Machine learning
Why combine Machine Learning with Process Mining?
Definitions
What is Articificial Intelligence?
AI must be able to think for itself, that is the essence of these technologies. It must be able to learn and adapt thanks to a multitude of data to surpass human intelligence. AI as such is often still in the R&D phase and what we call AI can often be compared to machine learning.
What is Machine Learning?
Machine learning (ML) is a set of technologies and algorithms. ML needs history or precise data to act or react. To illustrate this, Alexa is a good example. Alexa contains a voice recognition technology that allows it, from sounds, to associate them with an action to take. “For example, Alexa will recognize different sounds and associate them with an answer thanks to algorithms. This seems intelligent but there is in fact little learning here of the technology.

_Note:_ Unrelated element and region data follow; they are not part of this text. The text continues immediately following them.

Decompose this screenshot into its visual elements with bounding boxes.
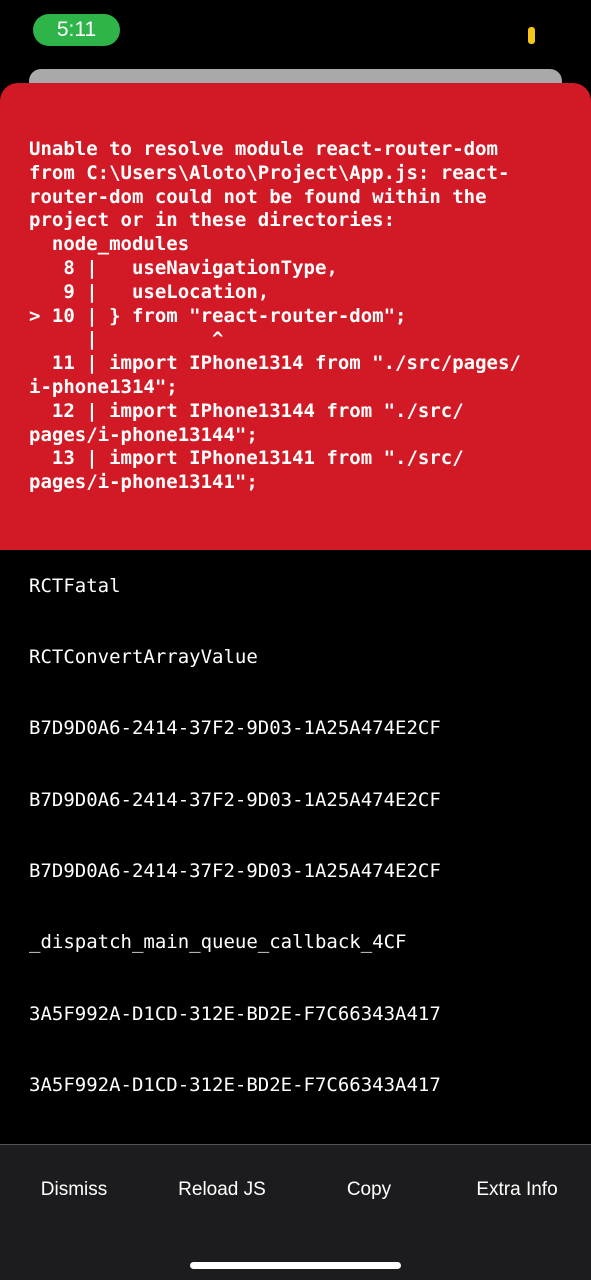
- extra-info-button[interactable]: Extra Info: [443, 1175, 591, 1205]
- dismiss-button[interactable]: Dismiss: [0, 1175, 148, 1205]
- stack-frame[interactable]: 3A5F992A-D1CD-312E-BD2E-F7C66343A417: [29, 1002, 441, 1026]
- stack-frame[interactable]: RCTConvertArrayValue: [29, 645, 258, 669]
- battery-icon: [528, 27, 535, 44]
- stack-frame[interactable]: B7D9D0A6-2414-37F2-9D03-1A25A474E2CF: [29, 716, 441, 740]
- copy-button[interactable]: Copy: [295, 1175, 443, 1205]
- reload-js-button[interactable]: Reload JS: [148, 1175, 296, 1205]
- status-time: 5:11: [33, 14, 120, 46]
- stack-frame[interactable]: 3A5F992A-D1CD-312E-BD2E-F7C66343A417: [29, 1073, 441, 1097]
- stack-frame[interactable]: _dispatch_main_queue_callback_4CF: [29, 930, 407, 954]
- stack-frame[interactable]: RCTFatal: [29, 574, 121, 598]
- stack-trace-list[interactable]: [0, 550, 591, 1144]
- status-bar: 5:11: [0, 0, 591, 60]
- redbox-toolbar: Dismiss Reload JS Copy Extra Info: [0, 1145, 591, 1280]
- stack-frame[interactable]: B7D9D0A6-2414-37F2-9D03-1A25A474E2CF: [29, 859, 441, 883]
- stack-frame[interactable]: B7D9D0A6-2414-37F2-9D03-1A25A474E2CF: [29, 788, 441, 812]
- error-message: Unable to resolve module react-router-do…: [29, 138, 521, 494]
- home-indicator[interactable]: [190, 1262, 401, 1269]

Machine Learning & Process Mining combination
Machine Learning associated with Process Mining is a way to put intelligence in the reading, visualization and analysis of processes as they are operated in everyday life.
Intelligent Process Mining opportunities
There is a link between these two technologies: they need and feed on data to bring added value. This is why they give a new dimension to Process Mining which is called Intelligent Process Mining. It provides these opportunites:
The first step of process mining is to give visibility on how your business processes are operated in the field. By retrieving logs from your various information systems (ERP, CRM, etc.), process mining will reconstruct and time-stamp the flows and main stages of each unit in your processes (an order, a customer, an invoice, etc.). This first step, more commonly known as “process discovery”, is an essential first step to visualize your processes. Users can thus conduct the first level of analysis by going into the details of certain deviations or anomalies that they may observe in the representation of their processes. This analysis can be tedious and complex due to the volume of data and the complexity of certain processes.
Machine Learning and AI have a real first added value at this stage of process mining.
Indeed, using these technologies will allow the user to automatically detect and highlight the main anomalies, deviations and non-conformities in the process. To illustrate this action, this will be done for example by comparing the “as-is” process with the process initially designed and written or by categorizing the types of deviations encountered and evaluating their impact: “rework”, bottlenecks, backtracking, etc. Each time, thanks to ML and process mining, users will be able to have a first new analysis with the number of units of the process concerned, the number of occurrences and the temporal and financial impact (the value of each unit is usually known).
Once these deviations and anomalies are identified, AI and ML will be able to use statistics and algorithms to highlight the main causes of these anomalies. For example, the tool will be able to determine why a certain category of products is systematically late in delivery: the main causes could be a particular supplier, a given region, an upstream bottleneck in the reception of the goods, etc. You will be able to easily visualize the main causes according to their importance and impact on your process.
Process mining recovers and historizes all the data and logs present in your information system. The machine learning, thanks to predictive algorithms, will be able to base itself on this data history to predict the next anomalies to come.
Thus, in a precise way, you will visualize, for example, what the different flows of your different future orders will be. You will have, unit by unit, the passage to each stage of your order and this, until the forecast of the delivery to your customer within the framework of a supply chain process.